Qualcun altro avanza la richiesta di una "zona ad alta rotazione", nelle quali le auto possono fermarsi o sostare non oltre il limite di tempo stabilito, e senza eccezioni. Del resto, il nodo dei parcheggi sta dietro a molte delle prese di posizione registrate non solo oggi sull'argomento.
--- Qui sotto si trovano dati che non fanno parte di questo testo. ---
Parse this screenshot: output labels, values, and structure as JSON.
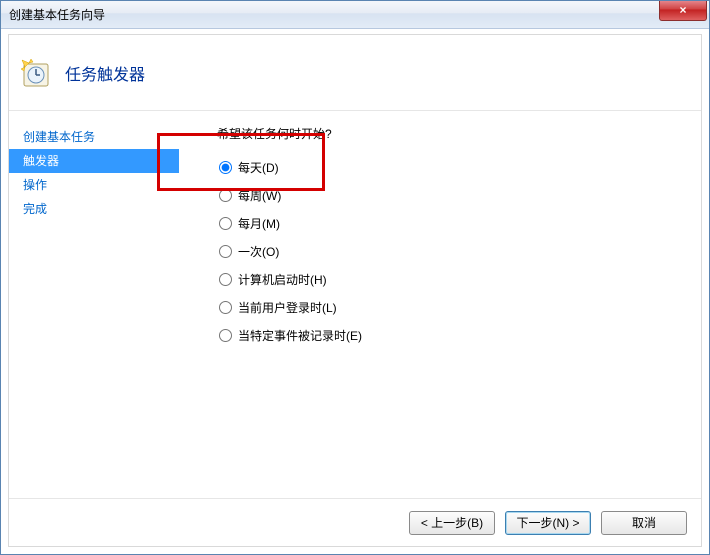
{
  "window": {
    "title": "创建基本任务向导",
    "close_label": "×"
  },
  "header": {
    "title": "任务触发器"
  },
  "sidebar": {
    "items": [
      {
        "label": "创建基本任务",
        "selected": false
      },
      {
        "label": "触发器",
        "selected": true
      },
      {
        "label": "操作",
        "selected": false
      },
      {
        "label": "完成",
        "selected": false
      }
    ]
  },
  "main": {
    "prompt": "希望该任务何时开始?",
    "options": [
      {
        "label": "每天(D)",
        "checked": true
      },
      {
        "label": "每周(W)",
        "checked": false
      },
      {
        "label": "每月(M)",
        "checked": false
      },
      {
        "label": "一次(O)",
        "checked": false
      },
      {
        "label": "计算机启动时(H)",
        "checked": false
      },
      {
        "label": "当前用户登录时(L)",
        "checked": false
      },
      {
        "label": "当特定事件被记录时(E)",
        "checked": false
      }
    ]
  },
  "footer": {
    "back": "< 上一步(B)",
    "next": "下一步(N) >",
    "cancel": "取消"
  }
}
Con i lavori che stanno interessando Piazzetta Tito Schipa, che hanno sottratto diversi posti auto in una zona strategica tra la parte antica e quella più commerciale della città, anche un'ordinanza che riguarda un paio di stradine, come quella in questione, diventa rilevante. Sicuramente sono soddisfatti gli stessi negozianti di via di Biccari, che ne hanno caldeggiato a lungo la chiusura, e i turisti che occupano la via in tutta la sua larghezza senza doversi sacrificare sugli strettissimi marciapiedi che non invitano nemmeno ad ammirare le vetrine.

Erano circa una cinquantina i titolari di attività che hanno partecipato all'incontro di mezzogiorno; tra loro alcuni dei nomi "storici" del commercio leccese: Staffieri, Guacci, Crusi, Brunetti ma anche quelli di più recente "immatricolazione". A loro Perrone ha detto con molta chiarezza "di essere stato molto accondiscendente" rispetto all'entrata in vigore di un Piano della viabilità oramai datato e che l'amministrazione ha adottato tutti i passi graduali necessari per una metabolizzazione di una strategia di pedonalizzazione del centro che tiene comunque sulla graticola la Giunta, esposta al tiro dell'opposizione proprio per la "confusione" con cui viene attuata. Fermo restando, non si stancano di ripetere dal Pd, che la chiusura totale di Piazza Sant'Oronzo è ben lungi dall'essere realizzata, visto che da via Fazzi e via Augusto Imperatore, passando proprio sotto Palazzo Carafa e poi per via Leonardo Prato fino a Porta Napoli, si continua a tagliare il centro come un panetto di burro senza infrangere alcuna ordinanza o disposizione.